News+Opinion

Edward Morrissey

Libya: A morass of justifications, objectives, and scope

President Obama's speech on Monday did nothing to explain why the United States has launched its war in the Middle East

Earlier this month, Hollywood honored the brilliant British film The King's Speech, which told the story of a head of state overcoming a debilitating stutter to lead a nation at war, with an Oscar for Best Picture. Unfortunately, President Obama failed to overcome his administration's debilitating stutter on Libya and the Middle East with his speech Monday night.

First, this address to the nation was overdue by 10 days. After sending the American military to war in Libya on March 18, the president then flew to South America for several days and talked trade rather than war. He became the first commander in chief in memory to leave the country in the first hours of a new war for an unrelated tour, and the first in memory not to speak directly to the American people to explain why he put men and women in harm's way in a new foreign adventure.

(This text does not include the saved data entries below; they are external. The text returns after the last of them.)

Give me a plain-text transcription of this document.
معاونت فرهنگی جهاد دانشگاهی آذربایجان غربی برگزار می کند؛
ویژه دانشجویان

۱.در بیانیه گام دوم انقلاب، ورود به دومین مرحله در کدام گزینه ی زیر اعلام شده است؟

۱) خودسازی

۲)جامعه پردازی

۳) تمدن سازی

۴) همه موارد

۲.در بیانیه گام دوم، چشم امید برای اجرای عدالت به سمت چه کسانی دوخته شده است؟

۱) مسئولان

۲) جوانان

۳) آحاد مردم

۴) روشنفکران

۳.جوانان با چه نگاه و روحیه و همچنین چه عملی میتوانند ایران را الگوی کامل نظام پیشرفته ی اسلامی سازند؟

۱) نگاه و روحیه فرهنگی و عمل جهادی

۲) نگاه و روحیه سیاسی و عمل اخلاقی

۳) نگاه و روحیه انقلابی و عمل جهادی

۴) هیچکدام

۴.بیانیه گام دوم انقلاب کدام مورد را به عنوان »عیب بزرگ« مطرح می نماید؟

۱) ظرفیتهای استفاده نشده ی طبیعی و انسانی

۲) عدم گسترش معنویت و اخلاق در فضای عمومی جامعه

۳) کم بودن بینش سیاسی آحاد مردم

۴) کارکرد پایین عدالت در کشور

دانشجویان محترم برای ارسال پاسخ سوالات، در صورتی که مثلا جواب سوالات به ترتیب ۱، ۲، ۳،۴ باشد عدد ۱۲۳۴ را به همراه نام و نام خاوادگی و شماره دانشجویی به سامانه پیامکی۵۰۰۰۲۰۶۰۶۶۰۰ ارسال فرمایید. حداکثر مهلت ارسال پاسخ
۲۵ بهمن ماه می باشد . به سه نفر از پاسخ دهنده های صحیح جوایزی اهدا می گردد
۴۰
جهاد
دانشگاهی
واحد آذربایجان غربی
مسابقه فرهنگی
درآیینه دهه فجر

The performance of his administration only became worse as the week progressed. After both Democrats and Republicans in Congress angrily rebuked Obama for failing to properly consult Congress before going to war, he finally wrote an official notification of the hostilities to Capitol Hill two days after war operations commenced. The White House also arranged photo ops of the president juggling a soccer ball in the street and chair-dancing with children while U.S. planes and ships launched bombardments aimed at Moammar Gadhafi's army. 

By the end of the week, the administration was reduced to denying that it had committed acts of war at all. In a briefing for the press on Wednesday, Deputy National Security Adviser Ben Rhodes called the attacks a "kinetic military action," a term straight from the Department of Redundancy Department. Is any "action" not "kinetic"? A day later, the Obama administration had deep-sixed the KMA nomenclature for the even more unwieldy "time-limited, scope-limited military action" to avoid using the word war.

The explanations of scope and time in this "action" also grew more confused. Obama insisted during the week that the scope of American action would be limited to protecting civilians from Gadhafi's forces. Yet the coalition instead broadly attacked the Libyan military to reduce or eliminate its effectiveness, and, as The Washington Post noted on Wednesday, March 23, was not doing much to protect civilians in the near term at all. Obama himself appeared to leave open the possibility of coordinating military action with the rebels in a CNN interview on Thursday. 

With his speech, Obama stepped squarely into this chaotic morass of justifications, objectives, scope. But he didn't provide any answers at all.

By Sunday, the administration's arguments were in such disarray that Obama's proxies couldn't even agree on the same talk shows. Secretary of Defense Robert Gates told ABC's Jake Tapper on This Week and NBC's David Gregory on Meet the Press that the United States had no "vital national interests" in Libya before Operation Odyssey Dawn began, nor did the country pose an imminent national threat. In the same interviews, Secretary of State Hillary Clinton insisted that America did have vital interests at stake, while also claiming that the multilateral agreement on the use of force overrode the need to consult Congress to commit U.S. troops to the effort — a sentiment hardly likely to be popular on Capitol Hill. 

During the week, Obama insisted that the military engagement would last "days and not weeks," but Gates contradicted that as well. Tapper quoted assessments from NATO officials that Odyssey Dawn could last three months or longer and asked Gates whether it would be over by the end of the year. Gates replied, "I don't think anybody knows the answer to that."